The Secretary of the Army approves the request for burial of local World War II hero, Dr. Rene Joyeuse, in Arlington National Cemetery in Washington.
During World War II Joyeuse worked for the United States Office of Strategic Services and parachuted behind German Lines before D-Day with orders to gather crucial intelligence about German military installations, supply depots and troop movements so the allies could bombard them before the invasion. He distinguished himself in that mission and others and was awarded the Distinguished Service Cross, which was personally presented by Gen. Dwight David Eisenhower. The honor is second in magnitude only to the Congressional Medal of Honor in the United States.
According to the Secretary of the Army, John McHugh, although Joyeuse was not a member of the U.S.military, senior leaders overwhelmingly recommended that this request be granted due to his extraordinary heroism, lifetime scientific contributions and civilian service in support of the U.S.military.”

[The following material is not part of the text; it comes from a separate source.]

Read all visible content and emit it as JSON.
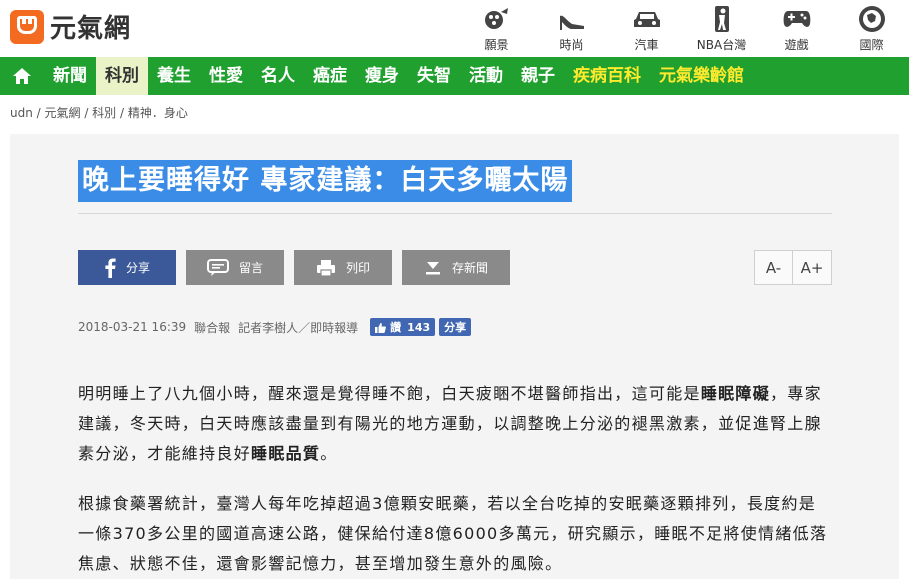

McHugh cited these accomplishments in a letter to Mayor Clyde Rabideau, who, along with Congressman Bill Owens, lobbied the Department of the Army and requested permission to bury Dr. Joyeuse in Arlington.
Joyeuse and his family came to the United States in 1955, became American citizens and then resided in Saranac Lake for the last 25 years as Dr. Joyeuse worked for the state correctional department and later retried there. He was also a noted surgeon who helped develop the first replacement heart valve and was a founder of the American Trauma Society.